1) “In Concert at the Hollywood Bowl,” 9 and 10 p.m., PBS. There’s some great music here, but PBS doesn’t get the idea of front-loading the popular stuff. It has the classical hour first, the pop one second. Each hour has a weak conversation section early; each holds its big moments until late. The first hour ends with Copland and Beethoven. The second wraps with Katy Perry’s “Fireworks” (backed by fireworks) and John Williams (shown here in another concert) conducting his “Star Wars” music, before a sea of light sabers.
2) “Kevin Hart’s Guide to Black History,” 8-9:30 p.m., Comedy Central. With all the dead-serious Black History Month shows, we might need this for counterpoint. Originally a Netflix special, it tells true stories in an offbeat way – sort of like “Drunk History,” only sober.
3) “MacGyver,” 8 p.m., CBS. In his spare time, Mac might find a cure for cancer. (He’s quite clever, you know.) But now thieves have broken into his lab and kidnapped his science partner, with plans to use his cancer project for evil.
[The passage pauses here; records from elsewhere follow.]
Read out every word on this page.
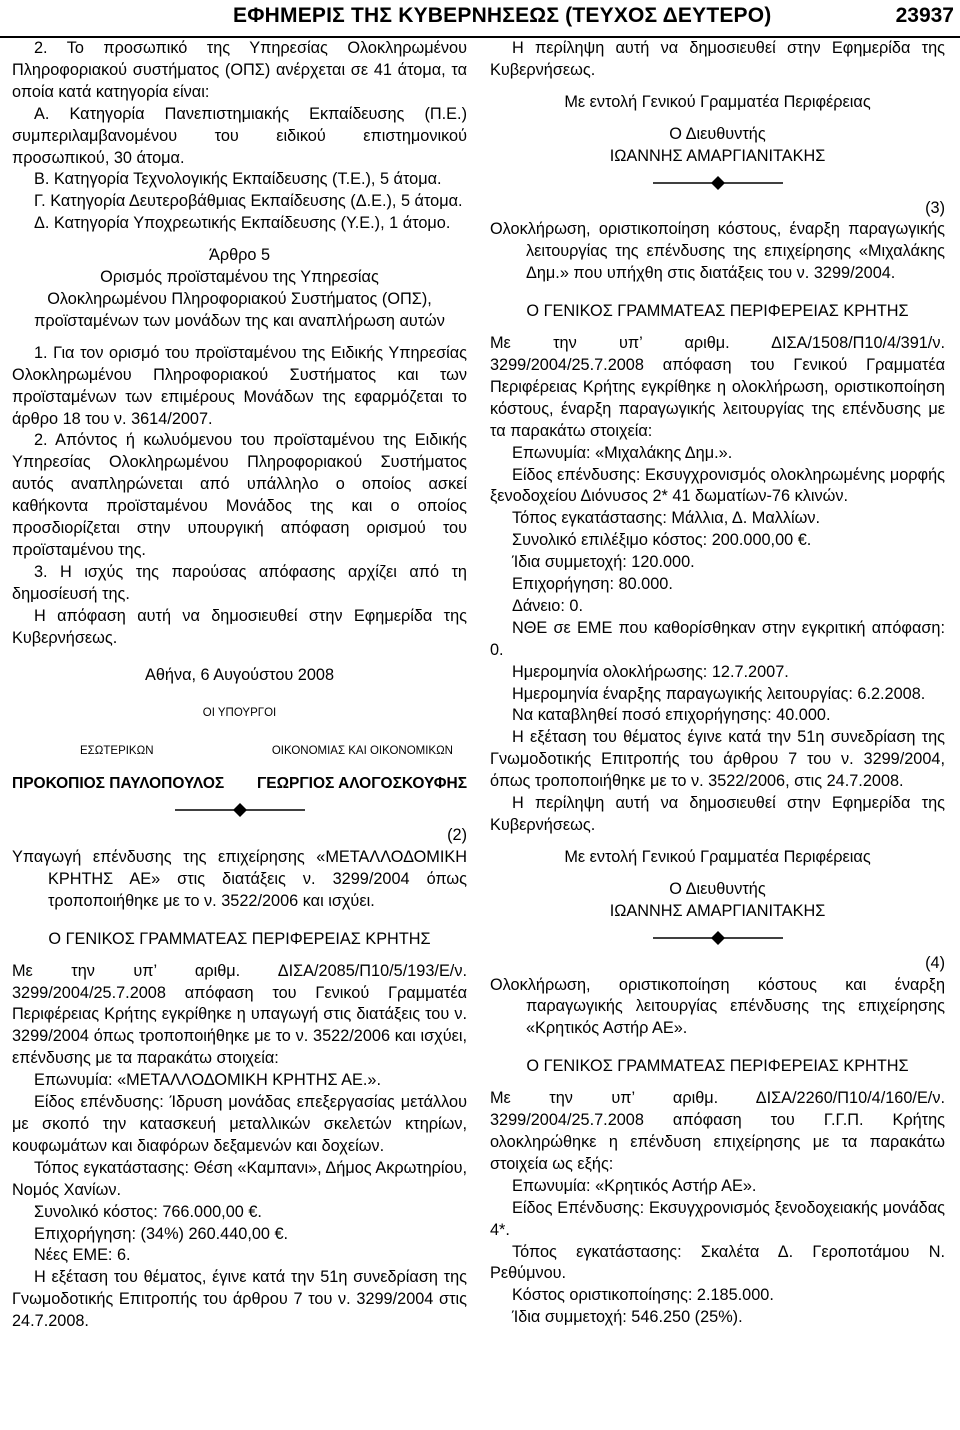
ΕΦΗΜΕΡΙΣ ΤΗΣ ΚΥΒΕΡΝΗΣΕΩΣ (ΤΕΥΧΟΣ ΔΕΥΤΕΡΟ)	23937

2. Το προσωπικό της Υπηρεσίας Ολοκληρωμένου Πληροφοριακού συστήματος (ΟΠΣ) ανέρχεται σε 41 άτομα, τα οποία κατά κατηγορία είναι:

Α. Κατηγορία Πανεπιστημιακής Εκπαίδευσης (Π.Ε.) συμπεριλαμβανομένου του ειδικού επιστημονικού προσωπικού, 30 άτομα.

Β. Κατηγορία Τεχνολογικής Εκπαίδευσης (Τ.Ε.), 5 άτομα.

Γ. Κατηγορία Δευτεροβάθμιας Εκπαίδευσης (Δ.Ε.), 5 άτομα.

Δ. Κατηγορία Υποχρεωτικής Εκπαίδευσης (Υ.Ε.), 1 άτομο.

Άρθρο 5

Ορισμός προϊσταμένου της Υπηρεσίας

Ολοκληρωμένου Πληροφοριακού Συστήματος (ΟΠΣ),

προϊσταμένων των μονάδων της και αναπλήρωση αυτών

1. Για τον ορισμό του προϊσταμένου της Ειδικής Υπηρεσίας Ολοκληρωμένου Πληροφοριακού Συστήματος και των προϊσταμένων των επιμέρους Μονάδων της εφαρμόζεται το άρθρο 18 του ν. 3614/2007.

2. Απόντος ή κωλυόμενου του προϊσταμένου της Ειδικής Υπηρεσίας Ολοκληρωμένου Πληροφοριακού Συστήματος αυτός αναπληρώνεται από υπάλληλο ο οποίος ασκεί καθήκοντα προϊσταμένου Μονάδος της και ο οποίος προσδιορίζεται στην υπουργική απόφαση ορισμού του προϊσταμένου της.

3. Η ισχύς της παρούσας απόφασης αρχίζει από τη δημοσίευσή της.

Η απόφαση αυτή να δημοσιευθεί στην Εφημερίδα της Κυβερνήσεως.

Αθήνα, 6 Αυγούστου 2008

ΟΙ ΥΠΟΥΡΓΟΙ

ΕΣΩΤΕΡΙΚΩΝ	ΟΙΚΟΝΟΜΙΑΣ ΚΑΙ ΟΙΚΟΝΟΜΙΚΩΝ
ΠΡΟΚΟΠΙΟΣ ΠΑΥΛΟΠΟΥΛΟΣ ΓΕΩΡΓΙΟΣ ΑΛΟΓΟΣΚΟΥΦΗΣ

(2)

Υπαγωγή επένδυσης της επιχείρησης «ΜΕΤΑΛΛΟΔΟΜΙΚΗ ΚΡΗΤΗΣ ΑΕ» στις διατάξεις ν. 3299/2004 όπως τροποποιήθηκε με το ν. 3522/2006 και ισχύει.

Ο ΓΕΝΙΚΟΣ ΓΡΑΜΜΑΤΕΑΣ ΠΕΡΙΦΕΡΕΙΑΣ ΚΡΗΤΗΣ

Με την υπ’ αριθμ. ΔΙΣΑ/2085/Π10/5/193/Ε/ν. 3299/2004/25.7.2008 απόφαση του Γενικού Γραμματέα Περιφέρειας Κρήτης εγκρίθηκε η υπαγωγή στις διατάξεις του ν. 3299/2004 όπως τροποποιήθηκε με το ν. 3522/2006 και ισχύει, επένδυσης με τα παρακάτω στοιχεία:

Επωνυμία: «ΜΕΤΑΛΛΟΔΟΜΙΚΗ ΚΡΗΤΗΣ ΑΕ.».

Είδος επένδυσης: Ίδρυση μονάδας επεξεργασίας μετάλλου με σκοπό την κατασκευή μεταλλικών σκελετών κτηρίων, κουφωμάτων και διαφόρων δεξαμενών και δοχείων.

Τόπος εγκατάστασης: Θέση «Καμπανι», Δήμος Ακρωτηρίου, Νομός Χανίων.

Συνολικό κόστος: 766.000,00 €.

Επιχορήγηση: (34%) 260.440,00 €.

Νέες ΕΜΕ: 6.

Η εξέταση του θέματος, έγινε κατά την 51η συνεδρίαση της Γνωμοδοτικής Επιτροπής του άρθρου 7 του ν. 3299/2004 στις 24.7.2008.

Η περίληψη αυτή να δημοσιευθεί στην Εφημερίδα της Κυβερνήσεως.

Με εντολή Γενικού Γραμματέα Περιφέρειας

Ο Διευθυντής

ΙΩΑΝΝΗΣ ΑΜΑΡΓΙΑΝΙΤΑΚΗΣ

(3)

Ολοκλήρωση, οριστικοποίηση κόστους, έναρξη παραγωγικής λειτουργίας της επένδυσης της επιχείρησης «Μιχαλάκης Δημ.» που υπήχθη στις διατάξεις του ν. 3299/2004.

Ο ΓΕΝΙΚΟΣ ΓΡΑΜΜΑΤΕΑΣ ΠΕΡΙΦΕΡΕΙΑΣ ΚΡΗΤΗΣ

Με την υπ’ αριθμ. ΔΙΣΑ/1508/Π10/4/391/ν. 3299/2004/25.7.2008 απόφαση του Γενικού Γραμματέα Περιφέρειας Κρήτης εγκρίθηκε η ολοκλήρωση, οριστικοποίηση κόστους, έναρξη παραγωγικής λειτουργίας της επένδυσης με τα παρακάτω στοιχεία:

Επωνυμία: «Μιχαλάκης Δημ.».

Είδος επένδυσης: Εκσυγχρονισμός ολοκληρωμένης μορφής ξενοδοχείου Διόνυσος 2* 41 δωματίων-76 κλινών.

Τόπος εγκατάστασης: Μάλλια, Δ. Μαλλίων.

Συνολικό επιλέξιμο κόστος: 200.000,00 €.

Ίδια συμμετοχή: 120.000.

Επιχορήγηση: 80.000.

Δάνειο: 0.

ΝΘΕ σε ΕΜΕ που καθορίσθηκαν στην εγκριτική απόφαση: 0.

Ημερομηνία ολοκλήρωσης: 12.7.2007.

Ημερομηνία έναρξης παραγωγικής λειτουργίας: 6.2.2008.

Να καταβληθεί ποσό επιχορήγησης: 40.000.

Η εξέταση του θέματος έγινε κατά την 51η συνεδρίαση της Γνωμοδοτικής Επιτροπής του άρθρου 7 του ν. 3299/2004, όπως τροποποιήθηκε με το ν. 3522/2006, στις 24.7.2008.

Η περίληψη αυτή να δημοσιευθεί στην Εφημερίδα της Κυβερνήσεως.

Με εντολή Γενικού Γραμματέα Περιφέρειας

Ο Διευθυντής

ΙΩΑΝΝΗΣ ΑΜΑΡΓΙΑΝΙΤΑΚΗΣ

(4)

Ολοκλήρωση, οριστικοποίηση κόστους και έναρξη παραγωγικής λειτουργίας επένδυσης της επιχείρησης «Κρητικός Αστήρ ΑΕ».

Ο ΓΕΝΙΚΟΣ ΓΡΑΜΜΑΤΕΑΣ ΠΕΡΙΦΕΡΕΙΑΣ ΚΡΗΤΗΣ

Με την υπ’ αριθμ. ΔΙΣΑ/2260/Π10/4/160/Ε/ν. 3299/2004/25.7.2008 απόφαση του Γ.Γ.Π. Κρήτης ολοκληρώθηκε η επένδυση επιχείρησης με τα παρακάτω στοιχεία ως εξής:

Επωνυμία: «Κρητικός Αστήρ ΑΕ».

Είδος Επένδυσης: Εκσυγχρονισμός ξενοδοχειακής μονάδας 4*.

Τόπος εγκατάστασης: Σκαλέτα Δ. Γεροποτάμου Ν. Ρεθύμνου.

Κόστος οριστικοποίησης: 2.185.000.

Ίδια συμμετοχή: 546.250 (25%).
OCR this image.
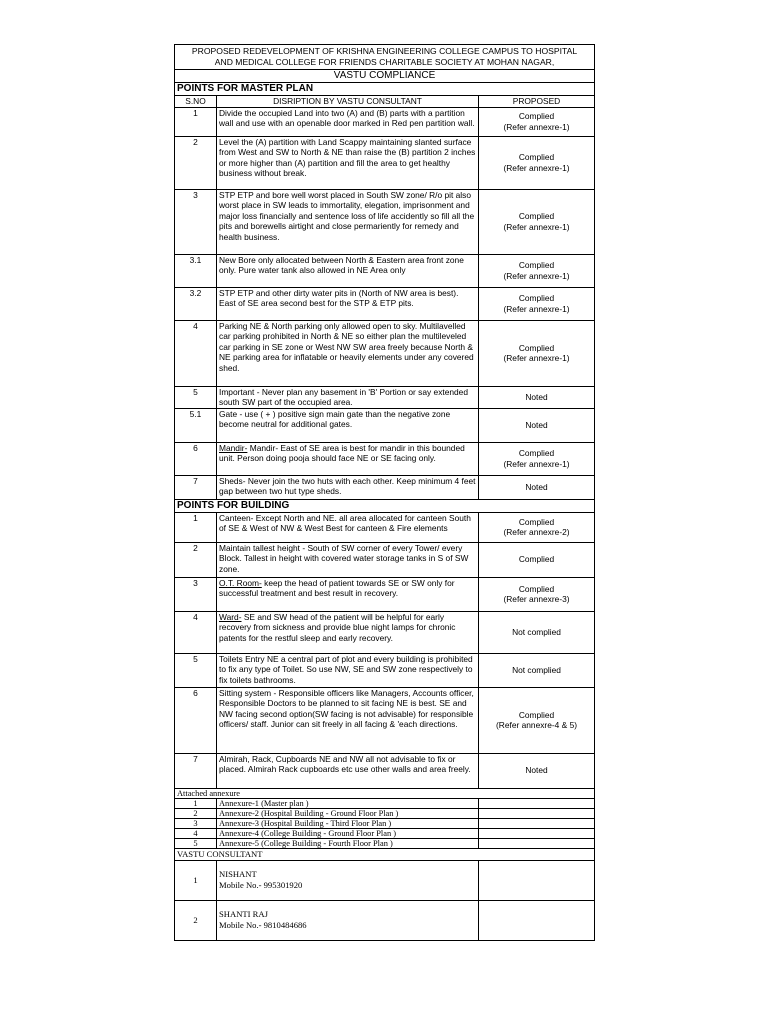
PROPOSED REDEVELOPMENT OF KRISHNA ENGINEERING COLLEGE CAMPUS TO HOSPITAL
AND MEDICAL COLLEGE FOR FRIENDS CHARITABLE SOCIETY AT MOHAN NAGAR,		

VASTU COMPLIANCE		
POINTS FOR MASTER PLAN		
S.NO	DISRIPTION BY VASTU CONSULTANT	PROPOSED
1	Divide the occupied Land into two (A) and (B) parts with a partition wall and use with an openable door marked in Red pen partition wall.	Complied
(Refer annexre-1)

2	Level the (A) partition with Land Scappy maintaining slanted surface from West and SW to North & NE than raise the (B) partition 2 inches or more higher than (A) partition and fill the area to get healthy business without break.	Complied
(Refer annexre-1)

3	STP ETP and bore well worst placed in South SW zone/ R/o pit also worst place in SW leads to immortality, elegation, imprisonment and major loss financially and sentence loss of life accidently so fill all the pits and borewells airtight and close permariently for remedy and health business.	Complied
(Refer annexre-1)

3.1	New Bore only allocated between North & Eastern area front zone only. Pure water tank also allowed in NE Area only	Complied
(Refer annexre-1)

3.2	STP ETP and other dirty water pits in (North of NW area is best). East of SE area second best for the STP & ETP pits.	Complied
(Refer annexre-1)

4	Parking NE & North parking only allowed open to sky. Multilavelled car parking prohibited in North & NE so either plan the multileveled car parking in SE zone or West NW SW area freely because North & NE parking area for inflatable or heavily elements under any covered shed.	Complied
(Refer annexre-1)

5	Important - Never plan any basement in 'B' Portion or say extended south SW part of the occupied area.	Noted

5.1	Gate - use ( + ) positive sign main gate than the negative zone become neutral for additional gates.	Noted

6	Mandir- Mandir- East of SE area is best for mandir in this bounded unit. Person doing pooja should face NE or SE facing only.	Complied
(Refer annexre-1)

7	Sheds- Never join the two huts with each other. Keep minimum 4 feet gap between two hut type sheds.	Noted

POINTS FOR BUILDING		
1	Canteen- Except North and NE. all area allocated for canteen South of SE & West of NW & West Best for canteen & Fire elements	Complied
(Refer annexre-2)

2	Maintain tallest height - South of SW corner of every Tower/ every Block. Tallest in height with covered water storage tanks in S of SW zone.	Complied

3	O.T. Room- keep the head of patient towards SE or SW only for successful treatment and best result in recovery.	Complied
(Refer annexre-3)

4	Ward- SE and SW head of the patient will be helpful for early recovery from sickness and provide blue night lamps for chronic patents for the restful sleep and early recovery.	Not complied

5	Toilets Entry NE a central part of plot and every building is prohibited to fix any type of Toilet. So use NW, SE and SW zone respectively to fix toilets bathrooms.	Not complied

6	Sitting system - Responsible officers like Managers, Accounts officer, Responsible Doctors to be planned to sit facing NE is best. SE and NW facing second option(SW facing is not advisable) for responsible officers/ staff. Junior can sit freely in all facing & 'each directions.	Complied
(Refer annexre-4 & 5)

7	Almirah, Rack, Cupboards NE and NW all not advisable to fix or placed. Almirah Rack cupboards etc use other walls and area freely.	Noted

Attached annexure		
1	Annexure-1 (Master plan )	
2	Annexure-2 (Hospital Building - Ground Floor Plan )	
3	Annexure-3 (Hospital Building - Third Floor Plan )	
4	Annexure-4 (College Building - Ground Floor Plan )	
5	Annexure-5 (College Building - Fourth Floor Plan )	
VASTU CONSULTANT		
1	NISHANT
Mobile No.- 995301920	

2	SHANTI RAJ
Mobile No.- 9810484686	
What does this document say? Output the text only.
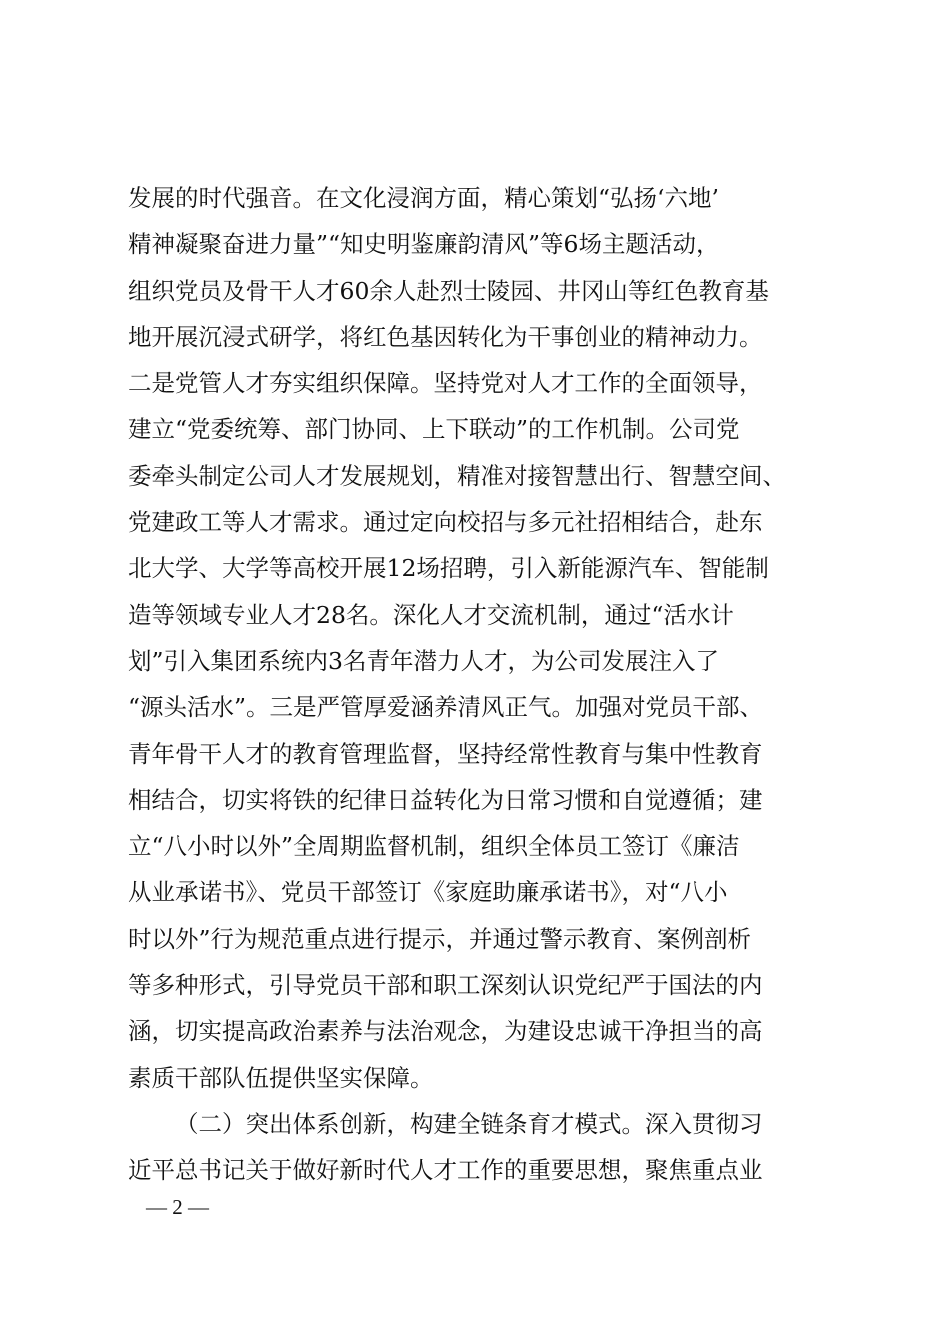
发展的时代强音。在文化浸润方面，精心策划“弘扬‘六地’
精神凝聚奋进力量”“知史明鉴廉韵清风”等6场主题活动，
组织党员及骨干人才60余人赴烈士陵园、井冈山等红色教育基
地开展沉浸式研学，将红色基因转化为干事创业的精神动力。
二是党管人才夯实组织保障。坚持党对人才工作的全面领导，
建立“党委统筹、部门协同、上下联动”的工作机制。公司党
委牵头制定公司人才发展规划，精准对接智慧出行、智慧空间、
党建政工等人才需求。通过定向校招与多元社招相结合，赴东
北大学、大学等高校开展12场招聘，引入新能源汽车、智能制
造等领域专业人才28名。深化人才交流机制，通过“活水计
划”引入集团系统内3名青年潜力人才，为公司发展注入了
“源头活水”。三是严管厚爱涵养清风正气。加强对党员干部、
青年骨干人才的教育管理监督，坚持经常性教育与集中性教育
相结合，切实将铁的纪律日益转化为日常习惯和自觉遵循；建
立“八小时以外”全周期监督机制，组织全体员工签订《廉洁
从业承诺书》、党员干部签订《家庭助廉承诺书》，对“八小
时以外”行为规范重点进行提示，并通过警示教育、案例剖析
等多种形式，引导党员干部和职工深刻认识党纪严于国法的内
涵，切实提高政治素养与法治观念，为建设忠诚干净担当的高
素质干部队伍提供坚实保障。
（二）突出体系创新，构建全链条育才模式。深入贯彻习
近平总书记关于做好新时代人才工作的重要思想，聚焦重点业
— 2 —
That’s part of a no-rerun night on CBS: It’s followed by “Magnum,” with an overzealous neighborhood-watch group possibly discovering a serial killer.
4) “Blue Bloods,” 10 p.m., CBS. Police work is getting really complicated now. Frank, the police commissioner, ponders a captain who’s losing his grip on the precinct. One of Frank’s sons (Jamie) has a social worker on a ride-along; the other (Danny) faces a backlash for a tough call in the field. And Frank’s daughte (Erin) worries about releasing a dangerous criminal under the new bail rules.
5) Also: Two streaming films arrive today, starring women who move easily between music and acting. Zendaya has “Malcolm & Marie” on Netflix; she and John David Wasington play a Hollywood couple. Janelle Monae has Hulu’s “Antebellum”; she plays a sociologist who suddenly finds herself in the past, as a slave on a plantation.